A recent survey to gauge produce industry members' adoption of the Produce Traceability Initiative's (PTI) seven milestones indicates companies are making widespread progress
Beginning in 2008 as a voluntary initiative to achieve supply chain-wide adoption of electronic traceability of every case of produce by the end of 2012, PTI is made up of a diverse group of 228 companies representing all produce industry sectors and a broad array of sizes responded to invitations to complete the survey, led by four categories: growers, packers/repackers, shippers, and distributors.

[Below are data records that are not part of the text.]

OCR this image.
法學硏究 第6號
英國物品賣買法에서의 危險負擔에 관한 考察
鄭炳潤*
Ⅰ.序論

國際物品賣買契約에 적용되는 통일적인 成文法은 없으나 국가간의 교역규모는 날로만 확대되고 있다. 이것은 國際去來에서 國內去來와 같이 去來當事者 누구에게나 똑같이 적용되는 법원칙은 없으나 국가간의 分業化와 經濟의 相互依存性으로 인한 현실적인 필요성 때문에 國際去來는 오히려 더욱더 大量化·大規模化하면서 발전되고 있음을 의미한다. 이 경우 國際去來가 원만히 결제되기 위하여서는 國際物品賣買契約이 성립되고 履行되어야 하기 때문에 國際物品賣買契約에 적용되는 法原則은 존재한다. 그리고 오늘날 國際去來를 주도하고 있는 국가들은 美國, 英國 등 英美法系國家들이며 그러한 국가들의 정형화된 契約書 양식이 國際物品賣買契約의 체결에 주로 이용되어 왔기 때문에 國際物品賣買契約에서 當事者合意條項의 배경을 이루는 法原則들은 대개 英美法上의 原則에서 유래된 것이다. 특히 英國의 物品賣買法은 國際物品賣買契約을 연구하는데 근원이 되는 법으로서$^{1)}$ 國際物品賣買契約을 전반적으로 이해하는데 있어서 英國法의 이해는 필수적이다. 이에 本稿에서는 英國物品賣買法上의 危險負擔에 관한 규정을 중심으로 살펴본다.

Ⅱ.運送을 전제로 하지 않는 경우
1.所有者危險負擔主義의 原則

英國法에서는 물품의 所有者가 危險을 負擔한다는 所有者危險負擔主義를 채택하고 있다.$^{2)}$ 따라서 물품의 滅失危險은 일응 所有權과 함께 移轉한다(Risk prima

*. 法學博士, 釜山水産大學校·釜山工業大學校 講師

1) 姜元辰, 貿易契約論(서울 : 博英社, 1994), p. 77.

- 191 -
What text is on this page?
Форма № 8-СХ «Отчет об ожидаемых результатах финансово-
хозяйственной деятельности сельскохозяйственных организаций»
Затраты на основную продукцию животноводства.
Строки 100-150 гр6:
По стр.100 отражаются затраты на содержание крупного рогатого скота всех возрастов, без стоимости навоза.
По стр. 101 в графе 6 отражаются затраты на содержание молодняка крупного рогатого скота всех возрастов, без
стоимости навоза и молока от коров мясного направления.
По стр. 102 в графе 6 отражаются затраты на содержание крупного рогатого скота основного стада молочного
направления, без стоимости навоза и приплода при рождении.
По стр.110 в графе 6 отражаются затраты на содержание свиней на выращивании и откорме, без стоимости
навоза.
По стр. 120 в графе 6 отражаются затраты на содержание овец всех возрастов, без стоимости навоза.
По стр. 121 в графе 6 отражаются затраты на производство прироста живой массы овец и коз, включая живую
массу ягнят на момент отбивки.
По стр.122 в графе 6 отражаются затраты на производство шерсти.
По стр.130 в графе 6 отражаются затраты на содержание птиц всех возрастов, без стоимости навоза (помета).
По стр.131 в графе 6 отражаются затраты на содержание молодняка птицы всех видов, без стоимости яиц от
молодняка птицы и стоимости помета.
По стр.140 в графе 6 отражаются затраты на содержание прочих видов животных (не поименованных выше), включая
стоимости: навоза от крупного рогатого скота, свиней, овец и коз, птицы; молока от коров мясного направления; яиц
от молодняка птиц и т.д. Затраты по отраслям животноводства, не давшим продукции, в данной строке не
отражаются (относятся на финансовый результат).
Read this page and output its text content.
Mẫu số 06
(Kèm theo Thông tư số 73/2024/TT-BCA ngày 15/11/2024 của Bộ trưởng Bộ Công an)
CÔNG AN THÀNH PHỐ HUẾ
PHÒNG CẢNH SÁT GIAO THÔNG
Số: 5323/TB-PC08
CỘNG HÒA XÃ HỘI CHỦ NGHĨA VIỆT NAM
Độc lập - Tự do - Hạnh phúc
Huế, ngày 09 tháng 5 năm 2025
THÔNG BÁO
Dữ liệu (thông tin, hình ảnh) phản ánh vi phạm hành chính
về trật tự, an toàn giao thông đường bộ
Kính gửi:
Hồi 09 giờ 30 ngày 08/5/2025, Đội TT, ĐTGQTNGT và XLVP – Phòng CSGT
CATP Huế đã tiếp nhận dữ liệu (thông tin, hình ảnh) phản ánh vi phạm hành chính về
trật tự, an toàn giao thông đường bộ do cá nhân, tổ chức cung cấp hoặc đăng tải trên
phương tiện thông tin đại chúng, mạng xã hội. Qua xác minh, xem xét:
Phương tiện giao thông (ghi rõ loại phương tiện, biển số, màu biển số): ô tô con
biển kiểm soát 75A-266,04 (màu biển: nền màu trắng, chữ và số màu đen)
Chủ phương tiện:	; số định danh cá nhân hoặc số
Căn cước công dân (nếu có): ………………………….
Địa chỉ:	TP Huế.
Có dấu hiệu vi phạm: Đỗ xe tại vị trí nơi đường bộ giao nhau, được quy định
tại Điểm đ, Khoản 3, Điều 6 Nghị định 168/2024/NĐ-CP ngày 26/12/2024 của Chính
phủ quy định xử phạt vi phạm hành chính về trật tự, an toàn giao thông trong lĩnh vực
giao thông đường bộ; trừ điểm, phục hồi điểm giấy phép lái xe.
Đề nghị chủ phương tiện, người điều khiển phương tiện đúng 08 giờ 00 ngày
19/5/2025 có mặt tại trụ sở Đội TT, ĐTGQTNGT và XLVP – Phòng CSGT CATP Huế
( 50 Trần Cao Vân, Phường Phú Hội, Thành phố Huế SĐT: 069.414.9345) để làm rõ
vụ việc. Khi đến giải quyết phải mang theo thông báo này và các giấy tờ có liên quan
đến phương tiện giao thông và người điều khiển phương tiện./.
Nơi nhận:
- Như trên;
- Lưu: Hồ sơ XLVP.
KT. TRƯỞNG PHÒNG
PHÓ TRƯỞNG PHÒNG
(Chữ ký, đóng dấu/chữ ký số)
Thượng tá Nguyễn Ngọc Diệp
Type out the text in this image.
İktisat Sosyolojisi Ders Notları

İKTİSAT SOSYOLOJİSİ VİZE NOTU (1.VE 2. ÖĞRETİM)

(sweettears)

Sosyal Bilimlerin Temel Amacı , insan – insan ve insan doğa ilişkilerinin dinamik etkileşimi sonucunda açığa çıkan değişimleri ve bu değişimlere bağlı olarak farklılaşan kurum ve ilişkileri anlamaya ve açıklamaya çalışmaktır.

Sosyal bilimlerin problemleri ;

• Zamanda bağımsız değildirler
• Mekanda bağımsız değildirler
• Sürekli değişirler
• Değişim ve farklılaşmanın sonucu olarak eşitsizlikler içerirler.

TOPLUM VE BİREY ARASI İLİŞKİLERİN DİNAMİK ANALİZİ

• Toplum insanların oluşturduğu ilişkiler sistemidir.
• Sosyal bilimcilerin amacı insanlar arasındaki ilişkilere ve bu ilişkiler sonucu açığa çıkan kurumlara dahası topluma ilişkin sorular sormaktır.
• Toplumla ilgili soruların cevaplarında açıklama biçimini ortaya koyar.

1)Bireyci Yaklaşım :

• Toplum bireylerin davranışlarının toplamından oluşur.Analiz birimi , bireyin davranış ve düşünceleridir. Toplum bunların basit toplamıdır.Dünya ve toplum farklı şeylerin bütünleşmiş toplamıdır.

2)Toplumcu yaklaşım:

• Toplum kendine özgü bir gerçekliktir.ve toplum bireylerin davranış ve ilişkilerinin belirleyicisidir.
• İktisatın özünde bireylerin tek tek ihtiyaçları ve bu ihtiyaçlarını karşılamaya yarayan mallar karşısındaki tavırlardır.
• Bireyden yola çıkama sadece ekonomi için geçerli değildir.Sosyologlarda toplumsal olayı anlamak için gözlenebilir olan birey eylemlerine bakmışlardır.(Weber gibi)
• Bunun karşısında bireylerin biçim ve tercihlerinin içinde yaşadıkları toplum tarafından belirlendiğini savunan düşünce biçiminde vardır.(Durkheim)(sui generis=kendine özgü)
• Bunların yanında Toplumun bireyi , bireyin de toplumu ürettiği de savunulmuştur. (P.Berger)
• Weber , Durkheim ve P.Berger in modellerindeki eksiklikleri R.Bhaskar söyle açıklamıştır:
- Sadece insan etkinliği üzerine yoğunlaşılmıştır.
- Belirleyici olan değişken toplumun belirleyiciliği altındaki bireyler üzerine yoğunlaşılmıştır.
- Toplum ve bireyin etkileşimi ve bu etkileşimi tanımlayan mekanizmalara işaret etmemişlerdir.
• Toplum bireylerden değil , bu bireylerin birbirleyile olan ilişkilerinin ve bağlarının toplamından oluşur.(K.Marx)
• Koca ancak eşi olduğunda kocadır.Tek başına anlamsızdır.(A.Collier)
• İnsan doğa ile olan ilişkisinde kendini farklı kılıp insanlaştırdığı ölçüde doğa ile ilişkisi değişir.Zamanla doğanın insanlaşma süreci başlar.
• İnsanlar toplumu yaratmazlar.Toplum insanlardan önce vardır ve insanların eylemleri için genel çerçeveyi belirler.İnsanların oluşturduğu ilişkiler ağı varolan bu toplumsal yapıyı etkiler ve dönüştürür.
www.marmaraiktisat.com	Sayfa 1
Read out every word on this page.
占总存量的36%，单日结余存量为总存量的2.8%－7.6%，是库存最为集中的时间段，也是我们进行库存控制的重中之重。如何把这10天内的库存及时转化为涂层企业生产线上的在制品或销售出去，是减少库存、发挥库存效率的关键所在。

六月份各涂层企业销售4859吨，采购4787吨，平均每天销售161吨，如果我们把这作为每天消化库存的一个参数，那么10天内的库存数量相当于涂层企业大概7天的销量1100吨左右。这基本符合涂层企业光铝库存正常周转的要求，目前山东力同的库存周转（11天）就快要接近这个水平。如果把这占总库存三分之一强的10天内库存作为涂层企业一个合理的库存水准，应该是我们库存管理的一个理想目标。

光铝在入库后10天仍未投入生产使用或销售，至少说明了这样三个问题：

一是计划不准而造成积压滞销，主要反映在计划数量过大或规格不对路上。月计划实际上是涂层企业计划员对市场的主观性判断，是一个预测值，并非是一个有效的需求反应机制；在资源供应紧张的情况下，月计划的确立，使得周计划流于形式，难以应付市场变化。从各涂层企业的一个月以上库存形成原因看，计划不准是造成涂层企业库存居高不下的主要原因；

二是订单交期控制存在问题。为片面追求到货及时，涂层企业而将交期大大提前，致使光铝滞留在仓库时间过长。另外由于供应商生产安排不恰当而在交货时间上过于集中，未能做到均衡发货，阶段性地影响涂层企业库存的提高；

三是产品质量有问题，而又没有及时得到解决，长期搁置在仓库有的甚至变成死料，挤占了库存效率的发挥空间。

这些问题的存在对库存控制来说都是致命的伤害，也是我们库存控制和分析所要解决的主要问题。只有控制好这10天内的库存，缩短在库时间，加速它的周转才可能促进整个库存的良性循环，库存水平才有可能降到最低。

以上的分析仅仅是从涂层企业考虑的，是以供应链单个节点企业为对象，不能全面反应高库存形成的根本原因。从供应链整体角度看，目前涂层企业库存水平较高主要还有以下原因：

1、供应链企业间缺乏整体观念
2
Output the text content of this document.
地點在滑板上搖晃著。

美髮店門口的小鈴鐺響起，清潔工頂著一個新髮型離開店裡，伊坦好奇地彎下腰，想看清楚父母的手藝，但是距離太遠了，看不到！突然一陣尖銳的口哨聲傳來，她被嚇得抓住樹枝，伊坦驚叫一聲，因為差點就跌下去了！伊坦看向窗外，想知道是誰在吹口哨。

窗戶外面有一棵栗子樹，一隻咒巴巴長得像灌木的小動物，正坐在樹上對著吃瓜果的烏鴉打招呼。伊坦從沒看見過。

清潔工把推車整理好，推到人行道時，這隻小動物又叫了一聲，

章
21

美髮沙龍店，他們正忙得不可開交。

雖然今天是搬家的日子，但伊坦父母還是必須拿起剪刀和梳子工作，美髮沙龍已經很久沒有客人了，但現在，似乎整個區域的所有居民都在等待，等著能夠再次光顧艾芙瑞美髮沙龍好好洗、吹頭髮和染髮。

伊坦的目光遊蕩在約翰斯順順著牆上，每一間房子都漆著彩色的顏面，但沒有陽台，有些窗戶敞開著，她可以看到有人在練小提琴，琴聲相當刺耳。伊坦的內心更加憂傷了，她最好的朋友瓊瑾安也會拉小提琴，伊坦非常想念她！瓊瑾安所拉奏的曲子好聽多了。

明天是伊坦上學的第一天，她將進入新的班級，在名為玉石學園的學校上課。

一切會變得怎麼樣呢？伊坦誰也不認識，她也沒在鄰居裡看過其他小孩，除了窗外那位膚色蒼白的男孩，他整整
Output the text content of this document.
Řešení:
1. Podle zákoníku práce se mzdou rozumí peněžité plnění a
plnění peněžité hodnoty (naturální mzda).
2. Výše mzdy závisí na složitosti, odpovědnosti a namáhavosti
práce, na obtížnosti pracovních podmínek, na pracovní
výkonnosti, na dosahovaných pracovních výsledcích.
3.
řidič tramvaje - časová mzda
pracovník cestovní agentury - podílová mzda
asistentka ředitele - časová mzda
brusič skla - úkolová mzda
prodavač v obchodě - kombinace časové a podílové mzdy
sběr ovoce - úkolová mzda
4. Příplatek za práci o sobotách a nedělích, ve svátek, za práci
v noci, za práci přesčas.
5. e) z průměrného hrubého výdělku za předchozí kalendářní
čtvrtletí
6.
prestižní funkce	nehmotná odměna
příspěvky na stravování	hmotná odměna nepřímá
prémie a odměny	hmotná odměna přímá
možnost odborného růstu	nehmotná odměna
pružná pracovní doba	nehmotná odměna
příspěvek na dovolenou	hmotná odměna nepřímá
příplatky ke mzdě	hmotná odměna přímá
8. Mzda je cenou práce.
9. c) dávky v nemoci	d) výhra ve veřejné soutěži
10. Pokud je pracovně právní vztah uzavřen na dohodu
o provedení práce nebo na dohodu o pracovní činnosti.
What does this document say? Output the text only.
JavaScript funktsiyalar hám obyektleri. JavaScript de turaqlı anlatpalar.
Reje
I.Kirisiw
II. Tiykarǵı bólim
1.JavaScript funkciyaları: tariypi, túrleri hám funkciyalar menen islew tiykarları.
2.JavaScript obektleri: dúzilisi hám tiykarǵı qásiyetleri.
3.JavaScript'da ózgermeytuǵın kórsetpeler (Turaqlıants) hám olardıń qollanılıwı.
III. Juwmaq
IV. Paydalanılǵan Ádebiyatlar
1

Demand-side respondents, comprising distributors, retailers, foodservice operators, and wholesalers or terminal markets, constituted 23 percent of the respondents.
Among the highlights of the survey, which was open to all produce companies, regardless of whether they have been active in PTI activities, found that 84 percent of responding suppliers are communicating GS1 Global Trade Item Numbers (GTINs) to receivers, while 77 percent of all brand owners said that they have assigned GTINs to some or all of their produce cases.
Meanwhile, 88 percent of receivers report they are receiving cases with incoming GTINs, and 75 percent of receiver's report they are reading or planning on reading data on some or all inbound cases. Receivers lag suppliers on implementations, but are making headway, with 43 percent of receivers reporting they are totally or partially equipped for reading inbound PTI-recommended data, and 40 percent of receivers storing all or some data on inbound cases.
Relatively few companies declared an unwillingness to participate in the initiative, with only 7 percent of brand owners saying they do not plan to meet the entry-level milestones.
"We are very pleased with the results from the survey," said Food Lion's president, Cathy Green Burns, who co-chairs the PTI Leadership Council. "We've made great progress with this initiative, especially among suppliers who are leading the way with traceability implementation. Based on the survey results, we plan to redouble our efforts to engage buyers to complete our vision of whole-chain traceability."
Co-chair Doug Grant, SVP/COO of The Oppenheimer Group, concurred. "We have so many companies and individuals making progress against the PTI milestones, and these survey numbers take us beyond the anecdotal to demonstrate to the industry and those watching the industry just how far we've moved the needle. The industry should be proud."
Respondents also indicated that they want the PTI administering organizations – the Produce Marketing Association, Canadian Produce Marketing Association, GS1 US and United Fresh – to continue providing education and communications on PTI issues after the end of the year, as companies continue to hit milestones and focus on implementations.
In related news, Kroger, Loblaw, and Safeway have agreed to accept a new standard 4"x 2" label for Returnable Plastic Containers (RPCs) following an industry collaboration driven by PTI volunteers. The change guides a level of standardization to RPC labeling and provides a cost effective solution for produce suppliers.
The effective date of the change, transition plans and other details regarding the new RPC labels have been or will be communicated individually by each retailer to its trading partners.